I don't understand the current sign stealing issue between the Red Sox and the Yankees. I don't understand how sign stealing in baseball actually works. Just seeing a catcher's sign is not enough.
How can a team know what their opponents' signs actually mean?
Doesn't each team have their own signs?
Don't they change their meanings now and then like a password?
The Boston Globe quotes Red Sox second baseman Dustin Pedroia:
Our adjustment to that stuff is: go out to the mound and change the signs.
OK, I guess one could identify the current signs at the start of a game by watching the signs and the pitches that follow. Yahoo describes this process:
if someone on a team’s video staff cracks an opponent’s signals, they are run from the video room to an intermediary in the dugout and forwarded to players on the field
But that process would take longer than the actual at bat itself and the information would never reach the batter in time. The only benefactor would be the runner at second base who will know when to steal a base. But he should be able to see the catcher's signs directly and wouldn't need a relay chain.

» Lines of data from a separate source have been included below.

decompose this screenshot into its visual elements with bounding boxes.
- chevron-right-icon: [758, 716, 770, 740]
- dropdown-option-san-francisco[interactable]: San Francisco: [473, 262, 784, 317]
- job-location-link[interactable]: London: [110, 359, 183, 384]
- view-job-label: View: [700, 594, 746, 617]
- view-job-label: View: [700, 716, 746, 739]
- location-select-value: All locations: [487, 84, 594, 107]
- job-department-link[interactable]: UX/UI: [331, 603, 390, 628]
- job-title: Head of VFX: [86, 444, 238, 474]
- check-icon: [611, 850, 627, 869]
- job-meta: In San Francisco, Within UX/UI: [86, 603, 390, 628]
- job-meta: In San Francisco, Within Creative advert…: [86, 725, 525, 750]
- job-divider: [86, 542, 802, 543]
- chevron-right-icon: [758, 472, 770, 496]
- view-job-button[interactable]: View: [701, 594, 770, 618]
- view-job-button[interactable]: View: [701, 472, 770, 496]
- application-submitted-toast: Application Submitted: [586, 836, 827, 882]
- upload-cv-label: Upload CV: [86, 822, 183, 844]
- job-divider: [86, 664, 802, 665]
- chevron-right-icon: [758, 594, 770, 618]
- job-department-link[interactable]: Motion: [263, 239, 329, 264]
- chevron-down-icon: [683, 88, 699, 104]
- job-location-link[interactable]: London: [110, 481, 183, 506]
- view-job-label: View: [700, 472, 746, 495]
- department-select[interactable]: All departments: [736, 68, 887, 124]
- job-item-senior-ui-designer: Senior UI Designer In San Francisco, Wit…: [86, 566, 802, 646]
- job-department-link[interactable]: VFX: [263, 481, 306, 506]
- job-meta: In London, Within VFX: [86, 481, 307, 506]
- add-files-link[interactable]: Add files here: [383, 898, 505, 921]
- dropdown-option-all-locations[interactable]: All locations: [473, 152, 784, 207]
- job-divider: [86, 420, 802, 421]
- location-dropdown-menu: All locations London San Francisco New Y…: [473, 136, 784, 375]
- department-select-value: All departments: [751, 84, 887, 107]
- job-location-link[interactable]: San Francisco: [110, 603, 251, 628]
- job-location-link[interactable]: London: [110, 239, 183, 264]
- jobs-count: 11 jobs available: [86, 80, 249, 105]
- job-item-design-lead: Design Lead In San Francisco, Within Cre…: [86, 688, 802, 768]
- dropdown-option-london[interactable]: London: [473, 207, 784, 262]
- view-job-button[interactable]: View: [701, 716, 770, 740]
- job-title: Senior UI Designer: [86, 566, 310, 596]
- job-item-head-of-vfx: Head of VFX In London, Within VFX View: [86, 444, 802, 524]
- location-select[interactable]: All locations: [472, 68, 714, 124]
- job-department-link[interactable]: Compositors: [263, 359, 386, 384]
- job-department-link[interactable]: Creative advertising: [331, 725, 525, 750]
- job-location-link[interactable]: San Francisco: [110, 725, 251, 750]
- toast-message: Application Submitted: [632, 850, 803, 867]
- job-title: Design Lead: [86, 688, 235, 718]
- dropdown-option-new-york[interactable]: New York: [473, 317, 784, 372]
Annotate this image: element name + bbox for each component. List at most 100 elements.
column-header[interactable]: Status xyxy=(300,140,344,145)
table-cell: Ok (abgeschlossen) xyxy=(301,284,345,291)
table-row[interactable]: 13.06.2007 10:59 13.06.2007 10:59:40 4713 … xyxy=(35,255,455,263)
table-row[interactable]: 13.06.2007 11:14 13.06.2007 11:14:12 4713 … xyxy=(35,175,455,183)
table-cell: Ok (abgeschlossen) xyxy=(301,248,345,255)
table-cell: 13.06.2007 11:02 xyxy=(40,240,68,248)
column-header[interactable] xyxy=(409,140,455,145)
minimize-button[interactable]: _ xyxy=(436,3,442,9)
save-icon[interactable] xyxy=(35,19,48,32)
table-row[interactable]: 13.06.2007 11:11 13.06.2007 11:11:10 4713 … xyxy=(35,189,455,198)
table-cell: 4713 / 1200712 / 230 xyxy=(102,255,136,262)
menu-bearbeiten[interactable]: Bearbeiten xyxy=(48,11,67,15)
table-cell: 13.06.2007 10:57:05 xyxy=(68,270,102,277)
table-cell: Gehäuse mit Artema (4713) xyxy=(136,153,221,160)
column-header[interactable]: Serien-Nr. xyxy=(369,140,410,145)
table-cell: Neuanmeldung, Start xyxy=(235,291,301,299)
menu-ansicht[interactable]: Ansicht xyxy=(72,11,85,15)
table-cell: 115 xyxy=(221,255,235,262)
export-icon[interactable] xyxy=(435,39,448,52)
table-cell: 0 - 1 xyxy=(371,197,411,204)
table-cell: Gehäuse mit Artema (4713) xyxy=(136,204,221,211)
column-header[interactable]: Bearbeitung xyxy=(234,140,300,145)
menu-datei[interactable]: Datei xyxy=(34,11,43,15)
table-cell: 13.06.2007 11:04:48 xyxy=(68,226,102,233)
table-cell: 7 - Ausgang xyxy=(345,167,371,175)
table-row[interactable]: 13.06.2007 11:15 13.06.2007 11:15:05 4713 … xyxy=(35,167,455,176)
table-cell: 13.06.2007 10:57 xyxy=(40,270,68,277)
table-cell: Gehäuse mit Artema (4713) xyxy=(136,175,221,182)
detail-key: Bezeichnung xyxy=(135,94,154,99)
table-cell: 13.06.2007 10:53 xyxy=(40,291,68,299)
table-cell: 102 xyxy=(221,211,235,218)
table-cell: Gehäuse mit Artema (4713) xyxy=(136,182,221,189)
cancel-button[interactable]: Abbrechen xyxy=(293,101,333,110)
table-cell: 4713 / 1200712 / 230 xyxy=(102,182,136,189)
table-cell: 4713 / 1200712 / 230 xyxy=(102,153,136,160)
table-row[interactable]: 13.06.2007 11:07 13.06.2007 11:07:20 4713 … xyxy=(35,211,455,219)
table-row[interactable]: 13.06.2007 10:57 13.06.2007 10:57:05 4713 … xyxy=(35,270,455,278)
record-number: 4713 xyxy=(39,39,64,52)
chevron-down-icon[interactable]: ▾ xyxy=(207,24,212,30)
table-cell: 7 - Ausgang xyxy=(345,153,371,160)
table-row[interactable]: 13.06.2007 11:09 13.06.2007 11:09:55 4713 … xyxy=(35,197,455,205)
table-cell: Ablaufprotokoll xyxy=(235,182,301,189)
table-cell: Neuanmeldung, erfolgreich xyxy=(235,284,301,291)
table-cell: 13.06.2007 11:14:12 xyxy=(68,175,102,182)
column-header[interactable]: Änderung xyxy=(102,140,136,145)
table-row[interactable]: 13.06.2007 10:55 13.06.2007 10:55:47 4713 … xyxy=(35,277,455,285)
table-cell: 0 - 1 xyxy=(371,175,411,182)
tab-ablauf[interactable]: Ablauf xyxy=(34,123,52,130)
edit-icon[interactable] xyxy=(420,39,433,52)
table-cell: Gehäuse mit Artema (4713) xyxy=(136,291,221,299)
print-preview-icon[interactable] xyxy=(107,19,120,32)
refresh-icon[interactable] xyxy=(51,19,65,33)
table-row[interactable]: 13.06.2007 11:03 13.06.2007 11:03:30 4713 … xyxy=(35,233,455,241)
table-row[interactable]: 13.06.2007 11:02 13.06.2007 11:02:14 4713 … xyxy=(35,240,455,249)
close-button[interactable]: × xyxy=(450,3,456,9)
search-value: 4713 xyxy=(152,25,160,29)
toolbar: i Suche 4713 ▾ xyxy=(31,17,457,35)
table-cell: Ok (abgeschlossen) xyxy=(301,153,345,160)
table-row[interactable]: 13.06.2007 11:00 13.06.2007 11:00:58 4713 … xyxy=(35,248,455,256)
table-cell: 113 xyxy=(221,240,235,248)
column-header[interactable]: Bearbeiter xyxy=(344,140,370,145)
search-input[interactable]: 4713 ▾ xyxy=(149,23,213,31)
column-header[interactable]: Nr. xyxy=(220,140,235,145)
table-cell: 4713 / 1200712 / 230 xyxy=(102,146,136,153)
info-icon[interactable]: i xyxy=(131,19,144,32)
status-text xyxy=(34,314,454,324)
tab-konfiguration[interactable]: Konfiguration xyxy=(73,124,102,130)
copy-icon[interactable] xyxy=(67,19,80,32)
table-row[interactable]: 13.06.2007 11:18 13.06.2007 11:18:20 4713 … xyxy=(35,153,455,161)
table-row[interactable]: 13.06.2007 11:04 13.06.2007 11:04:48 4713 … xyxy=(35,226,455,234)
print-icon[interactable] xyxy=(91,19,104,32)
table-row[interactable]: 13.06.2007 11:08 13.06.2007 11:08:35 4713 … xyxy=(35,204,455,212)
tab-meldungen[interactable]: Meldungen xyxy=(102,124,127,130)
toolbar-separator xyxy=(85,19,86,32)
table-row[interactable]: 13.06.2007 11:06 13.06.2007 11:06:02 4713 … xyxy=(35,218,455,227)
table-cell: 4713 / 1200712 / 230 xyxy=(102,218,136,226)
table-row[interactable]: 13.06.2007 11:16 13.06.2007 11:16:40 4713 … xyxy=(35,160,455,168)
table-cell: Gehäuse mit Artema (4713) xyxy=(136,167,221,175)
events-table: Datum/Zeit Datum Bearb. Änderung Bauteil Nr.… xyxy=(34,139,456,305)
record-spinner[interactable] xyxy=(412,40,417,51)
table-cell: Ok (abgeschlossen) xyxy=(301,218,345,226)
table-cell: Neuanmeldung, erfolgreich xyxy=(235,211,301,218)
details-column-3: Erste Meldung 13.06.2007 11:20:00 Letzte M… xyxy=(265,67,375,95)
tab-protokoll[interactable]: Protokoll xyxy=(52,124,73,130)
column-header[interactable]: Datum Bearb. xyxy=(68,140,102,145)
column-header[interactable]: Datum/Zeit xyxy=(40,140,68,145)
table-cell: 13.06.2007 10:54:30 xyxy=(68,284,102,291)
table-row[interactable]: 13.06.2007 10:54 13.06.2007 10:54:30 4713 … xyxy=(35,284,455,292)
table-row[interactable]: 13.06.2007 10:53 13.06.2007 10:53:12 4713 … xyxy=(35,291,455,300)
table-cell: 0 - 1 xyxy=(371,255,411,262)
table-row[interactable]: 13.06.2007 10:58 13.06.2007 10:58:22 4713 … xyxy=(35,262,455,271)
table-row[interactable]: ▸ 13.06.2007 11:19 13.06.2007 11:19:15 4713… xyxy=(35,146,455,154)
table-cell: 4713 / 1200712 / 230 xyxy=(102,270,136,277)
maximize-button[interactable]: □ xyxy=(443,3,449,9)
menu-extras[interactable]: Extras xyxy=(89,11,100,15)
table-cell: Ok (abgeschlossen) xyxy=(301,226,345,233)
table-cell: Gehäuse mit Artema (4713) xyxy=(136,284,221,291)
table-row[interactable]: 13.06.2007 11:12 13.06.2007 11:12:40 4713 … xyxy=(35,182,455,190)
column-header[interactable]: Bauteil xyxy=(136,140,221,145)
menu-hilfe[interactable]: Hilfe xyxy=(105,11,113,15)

Of course, that runner could alert the batter directly on what pitch to expect once the signs have been cracked. The Boston Globe describes this:
Often times it happens when a runner at second base peers in to see the catcher’s sign and then subtly flashes a signal — maybe a hand movement, or the positioning of his feet — to the batter to let him know whether the next pitch will be a fastball, curveball or something else.
But how often is there a runner at second base during a game? It's not that big of an advantage in my opinion. And I'm pretty sure all teams have been doing this for 150 years or so.
Disclaimer: I have never played baseball myself, unfortunately. I'm just an interested spectator so please bear with me.